First, make sure that your system is up to date:

# yum update -y

Once update is finished, you need to install Apache:

# yum install httpd -y

After installation, you need to add apache service to system startup:

# chkconfig --levels 235 httpd on

and then start it up:

# service httpd start

Now, open your browser and go to localhost, or http://yourdomain.tld and you should see Apache default page.

Next step is to install PHP as an Apache module (mod_php). Do it like this:

# yum install php -y

After you install it, you have to check is everything’s fine. You need to create an PHP info page, and put it in Apache root ( /var/www/html ), so you can check that PHP support is enabled:

# echo -e "<?php\n\tphpinfo();\n?>" > /var/www/html/info.php

Once you created info.php file, you need to reload Apache, so installed PHP module can take effect:

# service httpd restart

Now you need to open this file with your browser. Go to http://yourdomain.tld/info.php and you should see a page with some PHP info.

Now you need to install MySQL support.
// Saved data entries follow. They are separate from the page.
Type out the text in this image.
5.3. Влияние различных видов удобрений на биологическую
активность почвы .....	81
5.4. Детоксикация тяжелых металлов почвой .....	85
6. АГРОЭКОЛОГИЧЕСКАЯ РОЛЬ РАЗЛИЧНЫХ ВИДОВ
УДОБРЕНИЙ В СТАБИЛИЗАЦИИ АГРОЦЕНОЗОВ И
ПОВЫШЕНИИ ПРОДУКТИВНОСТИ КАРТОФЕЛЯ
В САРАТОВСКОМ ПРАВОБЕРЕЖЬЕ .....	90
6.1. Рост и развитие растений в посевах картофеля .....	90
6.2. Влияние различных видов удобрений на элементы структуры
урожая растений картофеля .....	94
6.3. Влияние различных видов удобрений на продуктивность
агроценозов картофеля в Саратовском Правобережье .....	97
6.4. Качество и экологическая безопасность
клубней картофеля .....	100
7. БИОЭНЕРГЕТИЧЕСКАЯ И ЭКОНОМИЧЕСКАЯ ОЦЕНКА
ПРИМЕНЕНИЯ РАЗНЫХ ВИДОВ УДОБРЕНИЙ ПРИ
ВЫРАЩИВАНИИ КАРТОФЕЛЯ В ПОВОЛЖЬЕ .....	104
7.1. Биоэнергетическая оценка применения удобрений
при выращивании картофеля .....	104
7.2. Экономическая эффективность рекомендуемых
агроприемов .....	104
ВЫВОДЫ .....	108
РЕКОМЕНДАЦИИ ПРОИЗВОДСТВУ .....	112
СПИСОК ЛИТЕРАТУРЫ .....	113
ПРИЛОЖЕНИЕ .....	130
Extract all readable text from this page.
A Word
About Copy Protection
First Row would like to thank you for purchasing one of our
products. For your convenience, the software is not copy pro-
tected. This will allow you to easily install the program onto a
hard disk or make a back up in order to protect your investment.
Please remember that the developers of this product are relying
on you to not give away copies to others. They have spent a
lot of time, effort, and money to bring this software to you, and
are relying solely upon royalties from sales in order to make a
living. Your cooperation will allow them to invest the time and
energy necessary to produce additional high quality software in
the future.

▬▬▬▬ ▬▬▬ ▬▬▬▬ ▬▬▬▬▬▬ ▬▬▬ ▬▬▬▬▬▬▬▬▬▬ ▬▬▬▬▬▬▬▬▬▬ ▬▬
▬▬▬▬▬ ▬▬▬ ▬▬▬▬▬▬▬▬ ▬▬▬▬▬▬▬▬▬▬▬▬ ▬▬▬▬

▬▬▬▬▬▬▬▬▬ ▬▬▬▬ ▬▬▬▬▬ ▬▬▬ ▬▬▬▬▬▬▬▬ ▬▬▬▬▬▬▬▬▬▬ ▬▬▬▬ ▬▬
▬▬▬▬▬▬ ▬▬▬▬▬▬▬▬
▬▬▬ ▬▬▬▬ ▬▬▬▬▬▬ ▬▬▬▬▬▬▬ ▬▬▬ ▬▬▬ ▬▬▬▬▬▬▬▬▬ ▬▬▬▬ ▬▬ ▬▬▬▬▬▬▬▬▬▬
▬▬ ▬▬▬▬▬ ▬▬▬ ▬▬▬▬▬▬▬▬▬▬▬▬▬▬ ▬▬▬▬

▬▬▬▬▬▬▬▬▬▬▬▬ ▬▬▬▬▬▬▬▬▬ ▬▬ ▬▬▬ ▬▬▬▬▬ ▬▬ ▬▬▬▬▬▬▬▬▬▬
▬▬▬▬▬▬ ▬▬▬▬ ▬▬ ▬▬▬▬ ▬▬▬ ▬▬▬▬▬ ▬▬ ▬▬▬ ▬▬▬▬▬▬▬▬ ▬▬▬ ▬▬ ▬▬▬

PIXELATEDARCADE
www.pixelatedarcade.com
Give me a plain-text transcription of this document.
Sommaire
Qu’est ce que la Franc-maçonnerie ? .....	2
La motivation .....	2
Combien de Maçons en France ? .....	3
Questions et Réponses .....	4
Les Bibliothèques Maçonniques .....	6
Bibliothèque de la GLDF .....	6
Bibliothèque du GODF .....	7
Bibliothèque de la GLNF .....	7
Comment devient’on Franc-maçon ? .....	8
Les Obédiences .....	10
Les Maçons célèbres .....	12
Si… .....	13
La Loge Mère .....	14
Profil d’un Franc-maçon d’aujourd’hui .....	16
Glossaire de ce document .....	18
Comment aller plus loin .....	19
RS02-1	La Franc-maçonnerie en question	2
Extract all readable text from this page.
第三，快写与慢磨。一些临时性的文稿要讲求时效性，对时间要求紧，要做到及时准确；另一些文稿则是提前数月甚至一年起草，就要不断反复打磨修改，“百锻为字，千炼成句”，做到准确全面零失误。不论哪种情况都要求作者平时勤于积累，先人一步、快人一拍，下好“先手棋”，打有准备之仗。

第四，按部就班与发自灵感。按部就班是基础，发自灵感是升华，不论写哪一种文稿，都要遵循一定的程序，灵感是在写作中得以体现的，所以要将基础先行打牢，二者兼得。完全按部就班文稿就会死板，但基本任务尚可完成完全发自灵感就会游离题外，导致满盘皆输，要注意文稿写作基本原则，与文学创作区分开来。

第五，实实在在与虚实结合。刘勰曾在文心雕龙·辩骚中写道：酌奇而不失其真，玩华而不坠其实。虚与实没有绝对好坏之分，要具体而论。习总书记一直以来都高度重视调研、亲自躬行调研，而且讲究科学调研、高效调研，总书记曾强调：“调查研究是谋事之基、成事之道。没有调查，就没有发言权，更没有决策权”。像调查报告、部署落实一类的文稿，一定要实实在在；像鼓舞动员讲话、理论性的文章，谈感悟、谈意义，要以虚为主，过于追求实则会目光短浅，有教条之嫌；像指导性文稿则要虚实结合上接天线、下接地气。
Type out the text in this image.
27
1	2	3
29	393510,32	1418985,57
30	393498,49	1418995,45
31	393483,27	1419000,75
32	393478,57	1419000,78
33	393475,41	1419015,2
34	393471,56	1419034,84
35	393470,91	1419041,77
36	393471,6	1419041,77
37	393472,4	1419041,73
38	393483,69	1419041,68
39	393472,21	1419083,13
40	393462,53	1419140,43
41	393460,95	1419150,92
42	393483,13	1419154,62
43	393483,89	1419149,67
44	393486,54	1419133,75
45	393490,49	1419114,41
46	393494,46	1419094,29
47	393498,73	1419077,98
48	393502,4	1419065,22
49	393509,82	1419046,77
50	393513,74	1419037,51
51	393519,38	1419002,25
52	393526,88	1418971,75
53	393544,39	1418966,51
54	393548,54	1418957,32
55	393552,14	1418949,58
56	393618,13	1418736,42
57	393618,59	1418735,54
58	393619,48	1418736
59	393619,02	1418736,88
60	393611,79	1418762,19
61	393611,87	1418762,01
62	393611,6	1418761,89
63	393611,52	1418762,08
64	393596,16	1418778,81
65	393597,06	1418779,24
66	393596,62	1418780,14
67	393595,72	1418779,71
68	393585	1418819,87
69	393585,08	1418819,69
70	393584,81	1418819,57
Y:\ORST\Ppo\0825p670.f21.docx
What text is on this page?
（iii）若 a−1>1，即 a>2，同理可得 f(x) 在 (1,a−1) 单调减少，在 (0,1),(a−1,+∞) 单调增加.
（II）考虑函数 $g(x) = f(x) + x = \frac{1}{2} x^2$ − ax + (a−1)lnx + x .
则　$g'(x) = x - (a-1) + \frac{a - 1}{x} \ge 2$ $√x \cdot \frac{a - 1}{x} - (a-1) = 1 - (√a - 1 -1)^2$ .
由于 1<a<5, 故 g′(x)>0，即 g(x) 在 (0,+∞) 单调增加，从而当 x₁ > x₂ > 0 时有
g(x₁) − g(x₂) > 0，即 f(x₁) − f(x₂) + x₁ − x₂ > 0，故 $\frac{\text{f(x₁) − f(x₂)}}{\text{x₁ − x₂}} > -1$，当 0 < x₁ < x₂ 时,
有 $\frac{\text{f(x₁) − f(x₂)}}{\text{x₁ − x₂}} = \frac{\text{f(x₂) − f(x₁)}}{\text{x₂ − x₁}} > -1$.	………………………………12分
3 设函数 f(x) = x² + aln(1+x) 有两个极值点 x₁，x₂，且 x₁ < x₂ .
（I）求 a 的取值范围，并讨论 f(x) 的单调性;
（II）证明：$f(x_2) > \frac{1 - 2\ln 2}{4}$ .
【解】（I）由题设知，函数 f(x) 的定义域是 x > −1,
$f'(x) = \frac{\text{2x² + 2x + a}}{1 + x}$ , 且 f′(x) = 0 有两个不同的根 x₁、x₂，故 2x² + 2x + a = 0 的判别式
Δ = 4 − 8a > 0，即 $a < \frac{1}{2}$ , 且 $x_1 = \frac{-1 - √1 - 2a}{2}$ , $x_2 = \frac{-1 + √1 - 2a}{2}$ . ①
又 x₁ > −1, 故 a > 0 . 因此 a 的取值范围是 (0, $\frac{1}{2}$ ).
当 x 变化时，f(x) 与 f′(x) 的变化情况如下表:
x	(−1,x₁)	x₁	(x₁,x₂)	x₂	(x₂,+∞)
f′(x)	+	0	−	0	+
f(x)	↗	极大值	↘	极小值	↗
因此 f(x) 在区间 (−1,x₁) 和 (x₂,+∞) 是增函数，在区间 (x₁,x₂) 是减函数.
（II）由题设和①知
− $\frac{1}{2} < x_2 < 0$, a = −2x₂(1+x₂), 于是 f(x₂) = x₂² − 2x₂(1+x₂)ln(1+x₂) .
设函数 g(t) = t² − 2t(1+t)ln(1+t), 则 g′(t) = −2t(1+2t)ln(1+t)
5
This mean that you have to install PHP module for MySQL. Beside this, it’s good to install and module for PHP console and PHP common files:

# yum install php-cli php-common php-gd php-mysql -y

Again, restart Apache:

# service httpd restart

After all this, now you need to install the last main component of LAMP stack – MySQL server. Do it like this:

# yum install mysql mysql-server -y

and then add to system startup, and run the service:

# chkconfig --levels 235 mysqld on
# service mysqld start

Once it is started, it’s good that you set MySQL root password. Also, it’s recommended to disable remote root login if you don’t really need it. It’s good that you remove anonymous users and remote ‘test’ database right away as well. All this you can do with:

# mysql_secure_installation

After this, your installation of LAMP is finished. Of course, there is more stuff you should install, but this is the basic.